We are looking at further optimising gas turbine efficiency using hybrid-electric technologies, spanning regional turboprops to single-aisle aircraft.

We have progressed our plans to integrate hybrid-electric technology into a Dash 8-100 flight demonstrator, supported by investments from the governments of Canada and Quebec. The regional aircraft-scale demonstrator, developed in partnership with Collins Aerospace and De Havilland Canada, is targeting a 30 per cent improvement in fuel efficiency compared to today’s most advanced turboprops.

Electrification is a rapidly developing field and maturing the technology for smaller applications such as regional turboprops could ultimately inform technology for larger scale turbofan engines such as the GTF.

Improving the efficiency of propulsion systems is at the core of what we do, but it is still only part of the equation to achieving our industry’s decarbonisation goals; the other key ingredient is using cleaner, more sustainable fuels.

Pratt & Whitney has been closely involved in SAF testing for over a decade and have tested 100 per cent SAF in PW600 and GTF engines

Developed from a variety of non-fossil fuel-based feedstocks, Sustainable Aviation Fuels (SAF) have a critical role to play in reducing aviation’s net emissions. They are a “drop in” solution that are already compatible with today’s aircraft and infrastructure and, therefore, offer the best route to decarbonising the tens of thousands of aircraft flying today and in the coming decades.

We have been closely involved in SAF testing for over a decade, and supported industry regulators in devising the standards that allow SAF to be used today at blends of up to 50 per cent with standard Jet A fuel. We’ve tested 100 per cent SAFs in our PW600 and GTF engines and continue to advance standards for making our engines 100 per cent SAF ready in the future.

As an engine maker, our technical challenge on 100 per cent SAF is relatively modest compared to the more pressing issue of SAF supply and infrastructure. SAF supply accounts for less than 0.1 per cent of fuel used by commercial aircraft today.

It’s long been recognised that SAF production must be urgently scaled up, while the cost per gallon must also be brought more closely in line with kerosene. What’s good for the environment must also be good for business. Fortunately, momentum is building in that direction, with governments in the USA and Europe establishing a range of policies – from tax incentives to investment stimulus – which will help create the best conditions for demand and supply. In India, we are working with the National Bio-ATF Committee – which includes government stakeholders, energy companies, airlines, and academia – to recommend a framework for adoption of SAFs in India.

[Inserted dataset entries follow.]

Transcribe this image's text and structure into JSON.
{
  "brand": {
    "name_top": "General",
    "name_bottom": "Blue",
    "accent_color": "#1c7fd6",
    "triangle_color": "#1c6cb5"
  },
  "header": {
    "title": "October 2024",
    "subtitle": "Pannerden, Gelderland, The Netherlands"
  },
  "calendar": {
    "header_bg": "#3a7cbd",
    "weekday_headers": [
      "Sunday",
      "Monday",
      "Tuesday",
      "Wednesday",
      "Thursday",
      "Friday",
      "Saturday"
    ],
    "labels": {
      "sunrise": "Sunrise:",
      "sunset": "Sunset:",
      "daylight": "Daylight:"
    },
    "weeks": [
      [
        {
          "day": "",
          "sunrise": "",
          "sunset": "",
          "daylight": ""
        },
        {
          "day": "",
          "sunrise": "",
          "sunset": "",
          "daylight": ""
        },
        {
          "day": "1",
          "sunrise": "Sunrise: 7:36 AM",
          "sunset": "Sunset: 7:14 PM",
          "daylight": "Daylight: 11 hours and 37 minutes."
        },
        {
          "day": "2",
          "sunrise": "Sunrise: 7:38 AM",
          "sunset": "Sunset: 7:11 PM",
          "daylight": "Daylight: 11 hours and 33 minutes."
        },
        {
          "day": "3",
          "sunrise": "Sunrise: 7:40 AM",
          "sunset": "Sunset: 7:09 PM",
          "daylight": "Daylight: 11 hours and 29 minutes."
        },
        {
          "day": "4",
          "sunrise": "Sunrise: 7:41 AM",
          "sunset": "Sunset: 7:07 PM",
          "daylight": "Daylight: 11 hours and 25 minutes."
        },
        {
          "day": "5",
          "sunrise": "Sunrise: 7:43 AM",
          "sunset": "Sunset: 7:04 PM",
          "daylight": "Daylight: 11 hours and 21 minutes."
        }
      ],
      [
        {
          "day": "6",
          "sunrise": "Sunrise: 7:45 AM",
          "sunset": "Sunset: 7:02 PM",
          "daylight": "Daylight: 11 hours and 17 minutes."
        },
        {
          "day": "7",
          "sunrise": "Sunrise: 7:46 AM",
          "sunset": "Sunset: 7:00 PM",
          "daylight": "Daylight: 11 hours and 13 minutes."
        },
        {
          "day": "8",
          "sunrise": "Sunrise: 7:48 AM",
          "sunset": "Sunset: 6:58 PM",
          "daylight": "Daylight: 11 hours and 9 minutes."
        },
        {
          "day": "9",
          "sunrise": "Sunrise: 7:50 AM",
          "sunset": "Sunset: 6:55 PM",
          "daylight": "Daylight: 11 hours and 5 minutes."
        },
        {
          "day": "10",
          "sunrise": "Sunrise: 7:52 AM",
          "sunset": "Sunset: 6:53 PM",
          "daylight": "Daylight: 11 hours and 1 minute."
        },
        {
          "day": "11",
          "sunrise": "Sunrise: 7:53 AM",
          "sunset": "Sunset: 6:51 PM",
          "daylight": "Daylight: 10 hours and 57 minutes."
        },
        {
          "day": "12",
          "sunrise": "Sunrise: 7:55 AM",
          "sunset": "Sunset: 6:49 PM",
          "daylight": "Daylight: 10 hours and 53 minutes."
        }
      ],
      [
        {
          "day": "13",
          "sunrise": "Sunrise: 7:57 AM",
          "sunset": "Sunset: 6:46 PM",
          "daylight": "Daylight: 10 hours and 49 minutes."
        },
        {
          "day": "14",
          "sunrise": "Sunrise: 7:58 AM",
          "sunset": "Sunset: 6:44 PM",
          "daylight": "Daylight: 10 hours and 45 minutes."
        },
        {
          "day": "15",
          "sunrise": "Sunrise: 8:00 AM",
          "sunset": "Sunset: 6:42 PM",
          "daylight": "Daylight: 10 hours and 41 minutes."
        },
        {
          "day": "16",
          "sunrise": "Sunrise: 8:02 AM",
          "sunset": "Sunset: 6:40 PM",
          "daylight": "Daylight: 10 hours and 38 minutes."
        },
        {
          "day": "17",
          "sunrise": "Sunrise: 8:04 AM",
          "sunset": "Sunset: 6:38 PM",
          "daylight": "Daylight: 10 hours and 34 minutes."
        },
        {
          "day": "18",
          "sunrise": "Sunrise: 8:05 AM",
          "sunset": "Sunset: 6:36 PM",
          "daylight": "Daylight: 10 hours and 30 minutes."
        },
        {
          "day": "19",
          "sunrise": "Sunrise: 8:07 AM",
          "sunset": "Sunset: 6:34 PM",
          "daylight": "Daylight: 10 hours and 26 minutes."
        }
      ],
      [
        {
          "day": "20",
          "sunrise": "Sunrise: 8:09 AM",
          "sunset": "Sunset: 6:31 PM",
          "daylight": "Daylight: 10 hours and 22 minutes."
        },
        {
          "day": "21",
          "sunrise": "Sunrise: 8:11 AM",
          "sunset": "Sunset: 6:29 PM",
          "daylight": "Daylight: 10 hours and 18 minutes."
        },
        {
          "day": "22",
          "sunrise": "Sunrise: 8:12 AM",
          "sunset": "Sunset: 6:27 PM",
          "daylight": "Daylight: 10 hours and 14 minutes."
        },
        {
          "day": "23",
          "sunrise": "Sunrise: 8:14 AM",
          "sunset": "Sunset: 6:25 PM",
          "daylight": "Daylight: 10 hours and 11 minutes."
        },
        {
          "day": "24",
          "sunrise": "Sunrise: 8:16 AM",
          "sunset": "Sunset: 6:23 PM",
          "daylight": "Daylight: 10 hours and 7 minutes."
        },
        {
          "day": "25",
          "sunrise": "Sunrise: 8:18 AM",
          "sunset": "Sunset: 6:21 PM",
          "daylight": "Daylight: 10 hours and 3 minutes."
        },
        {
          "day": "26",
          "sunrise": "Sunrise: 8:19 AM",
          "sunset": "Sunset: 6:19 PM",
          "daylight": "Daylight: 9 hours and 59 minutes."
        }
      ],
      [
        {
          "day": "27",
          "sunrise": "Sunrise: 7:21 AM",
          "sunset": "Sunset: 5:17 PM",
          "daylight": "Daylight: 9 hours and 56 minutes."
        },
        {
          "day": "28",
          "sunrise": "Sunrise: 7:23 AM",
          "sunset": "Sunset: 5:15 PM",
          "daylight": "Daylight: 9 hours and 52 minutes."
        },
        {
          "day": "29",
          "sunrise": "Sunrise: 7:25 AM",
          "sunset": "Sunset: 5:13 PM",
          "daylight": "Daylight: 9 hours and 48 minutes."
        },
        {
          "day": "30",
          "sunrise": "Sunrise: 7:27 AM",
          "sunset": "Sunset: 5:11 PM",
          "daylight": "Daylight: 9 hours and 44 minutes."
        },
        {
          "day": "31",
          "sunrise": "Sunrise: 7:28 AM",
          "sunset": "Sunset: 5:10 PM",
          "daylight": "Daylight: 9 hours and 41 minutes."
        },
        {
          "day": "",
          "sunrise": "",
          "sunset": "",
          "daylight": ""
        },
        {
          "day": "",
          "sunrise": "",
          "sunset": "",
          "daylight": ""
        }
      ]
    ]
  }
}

Besides SAF, we are also looking at alternative, zero-carbon fuels, especially hydrogen. It’s an amazingly energy rich fuel, whose properties we are very familiar with. As early as the 1950s, Pratt & Whitney developed hydrogen-burning engines as part of a top-secret, Lockheed Martin Skunkworks project to build a high-altitude reconnaissance aircraft. “Project Suntan” was intended as a successor to the famous U-2 spy plane but would fly at even higher altitude.

Even back then, we were aware of the challenges of hydrogen, which ultimately led to the project’s cancellation. Hydrogen has three times the energy density of kerosene but takes up four times the volume. To effectively store it, you need to turn it into a liquefied gas at very low temperature of - 253 degree Celsius. As with SAF, another major challenge with hydrogen lies in its supply, both in terms of green production and delivery to airports for fueling.

The challenges are vast, but we will not be deterred from the ultimate goal. Accessible, affordable travel powers the global economy, and connects people. It is part of the fabric of our life and will only continue to grow. It’s clear that our industry, from airlines to manufacturers, is stepping up to the challenge and is determined to make sustainable aviation a reality. We will need a great deal of planning, effort and co-operation among many industry stakeholders, much of which is already underway.

At Pratt & Whitney, we are already planning and preparing for the future, to help airlines and other air operators achieve their goals.